A realidade de qualquer mandatário do executivo brasileiro, de prefeitos a Presidentes da República, é que todos dependem da amarração política que caí na necessidade numérica da maioria simples, quando não a maioria de 2/3.

E daí há quem defenda uma coalizão “puro sangue” ou “pura” como a água benta. Mas como disse o Spinoza, “não gostamos de coisas boas, mas sim consideramos boas as coisas que gostamos”.

E queira ou não, seja contra ou a favor das falhas que nos acomete o regime democrático, este ainda é o “menos pior” de todos os regimes, ao menos não inventaram outro.
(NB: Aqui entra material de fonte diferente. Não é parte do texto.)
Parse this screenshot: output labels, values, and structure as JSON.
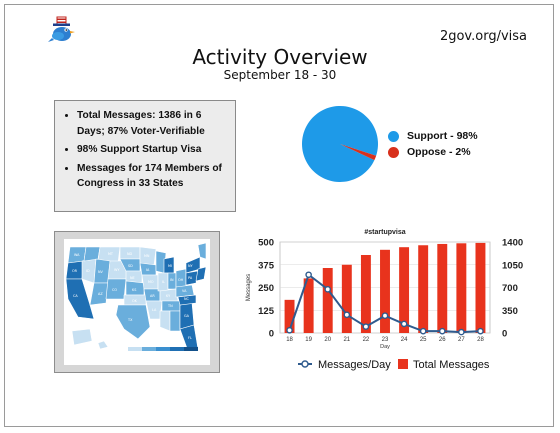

Se deixarmos a desonestidade intelectual de lado e formos francos, digo que, quem defende que tudo seja feito na canetada ou é leigo, ou é hipócrita ou flerta com o ditatorialismo. Chegamos ao cúmulo de um Senador da República demagogicamente defender o fechamento do Senado (sic!).

O Presidente da República ou qualquer um que esteja sentado numa cadeira do Executivo tem que compor sua maioria no Legislativo, e, é exercício de má-fé não levar isso como premissa de qualquer composição que viabilize o ato de governar, ou seja, “a escolha entre possíveis”. Ou se faz isso, ou o nada.

O nosso problema, diferente do que muitos acham, não está no sistema em si, mas no vício do processo. Pois quem elege os políticos errados somos nós e estes são o reflexo da nossa sociedade. É preciso que a sociedade melhore como um todo, inclusive no ato de escolher e se fazer representar. E dentro do Congresso há o Lobby dos engenheiros, dos artistas, dos advogados, dos ruralistas, dos evangélicos, dos católicos e/ou qualquer coisa que lute por mais representatividade. E a representação de cada grupo é medida pelo tamanho de sua bancada ou pelo poder político/econômico desta.

E é legítimo que isso aconteça, dentro da Lei, claro, que não se confunda o público com o pessoal.

Vou balbuciar aquilo que é repetido a esmo, a reforma política é a mais necessária de todas as reformas, pois tudo provém desta. Tudo emana da política. É necessária a cláusula de barreira, evitando as legendas de aluguel. Também como o financiamento público de campanha e a limitação dos gastos do executivo com propaganda, muitas vezes manchando a isenção da convivência entre mídia e classe política. Entre outras coisas.

Fora isso, devemos evitar chefes de rebanho em programas e jornais gritando aos cantos que ninguém presta, que tudo está errado e confundindo a opinião pública do ato político em si. Tergiversando o cerne da questão para se autovangloriar com o monopólio da retidão e pregando o desinteresse.    

A mudança envolve a sociedade como um todo e a forma como esta trata a questão e se porta frente aos seus representantes. Sejamos fiscalizadores ou “interessados”, todavia, que isso seja feito com o entendimento que cabe dentro da arte política. Vamos ensiná-la de vez execra-la. Só assim cresceremos, longe de demagogias temporais, condizentes com nossa natureza e certos daquilo que nos cabe por direito ou a “parte que nos cabe nesse latifúndio”.